Using the JdbcStorageHandler, you can connect Apache Hive to a MySQL, PostgreSQL,
Oracle, DB2, or Derby data source. You can then create an external table to represent the
data, and query the table.
This task assumes you are a
Cloudera Private Cloud Base user.
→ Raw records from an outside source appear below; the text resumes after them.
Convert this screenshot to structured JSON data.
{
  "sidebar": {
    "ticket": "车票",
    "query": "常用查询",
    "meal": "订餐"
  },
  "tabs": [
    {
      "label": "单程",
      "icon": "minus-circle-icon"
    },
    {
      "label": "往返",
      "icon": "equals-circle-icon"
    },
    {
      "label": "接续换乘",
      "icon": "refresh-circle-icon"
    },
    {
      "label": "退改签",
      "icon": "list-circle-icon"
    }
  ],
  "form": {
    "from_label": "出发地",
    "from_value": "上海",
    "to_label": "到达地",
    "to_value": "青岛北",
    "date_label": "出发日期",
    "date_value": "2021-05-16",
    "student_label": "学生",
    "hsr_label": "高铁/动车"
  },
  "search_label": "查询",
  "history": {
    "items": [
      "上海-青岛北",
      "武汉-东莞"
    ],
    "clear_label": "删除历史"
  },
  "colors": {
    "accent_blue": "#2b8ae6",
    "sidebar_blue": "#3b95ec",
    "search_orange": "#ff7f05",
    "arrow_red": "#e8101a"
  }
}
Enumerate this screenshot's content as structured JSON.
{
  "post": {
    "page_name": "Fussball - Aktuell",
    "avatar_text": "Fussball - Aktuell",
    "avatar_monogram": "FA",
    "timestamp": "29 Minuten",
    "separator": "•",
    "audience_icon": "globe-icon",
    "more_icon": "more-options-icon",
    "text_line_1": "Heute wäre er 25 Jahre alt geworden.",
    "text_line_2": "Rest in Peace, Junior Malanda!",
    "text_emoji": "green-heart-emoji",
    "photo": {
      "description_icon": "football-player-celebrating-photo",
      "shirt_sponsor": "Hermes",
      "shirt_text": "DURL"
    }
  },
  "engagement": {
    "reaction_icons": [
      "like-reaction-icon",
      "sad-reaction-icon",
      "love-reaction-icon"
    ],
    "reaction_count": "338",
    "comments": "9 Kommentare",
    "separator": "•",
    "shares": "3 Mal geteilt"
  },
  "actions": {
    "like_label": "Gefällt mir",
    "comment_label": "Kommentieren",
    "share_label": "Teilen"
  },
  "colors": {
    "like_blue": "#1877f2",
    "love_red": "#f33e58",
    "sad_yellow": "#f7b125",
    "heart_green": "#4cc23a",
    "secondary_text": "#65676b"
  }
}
You create an external table that uses the JdbcStorageHandler
to connect to and read a local JDBC data source.
-
Load data into a supported SQL database, such as MySQL, on a node in your
cluster, or familiarize yourself with existing data in the your database.
-
Create an external table using the JdbcStorageHandler and table properties that
specify the minimum information: database type, driver, database connection
string, user name and password for querying hive, table name, and number of
active connections to Hive.
CREATE EXTERNAL TABLE mytable_jdbc(
col1 string,
col2 int,
col3 double
)
STORED BY 'org.apache.hive.storage.jdbc.JdbcStorageHandler'
TBLPROPERTIES (
"hive.sql.database.type" = "MYSQL",
"hive.sql.jdbc.driver" = "com.mysql.jdbc.Driver",
"hive.sql.jdbc.url" = "jdbc:mysql://localhost/sample",
"hive.sql.dbcp.username" = "hive",
"hive.sql.dbcp.password" = "hive",
"hive.sql.table" = "MYTABLE",
"hive.sql.dbcp.maxActive" = "1"
);
-
Query the external table.
SELECT * FROM mytable_jdbc WHERE col2 = 19;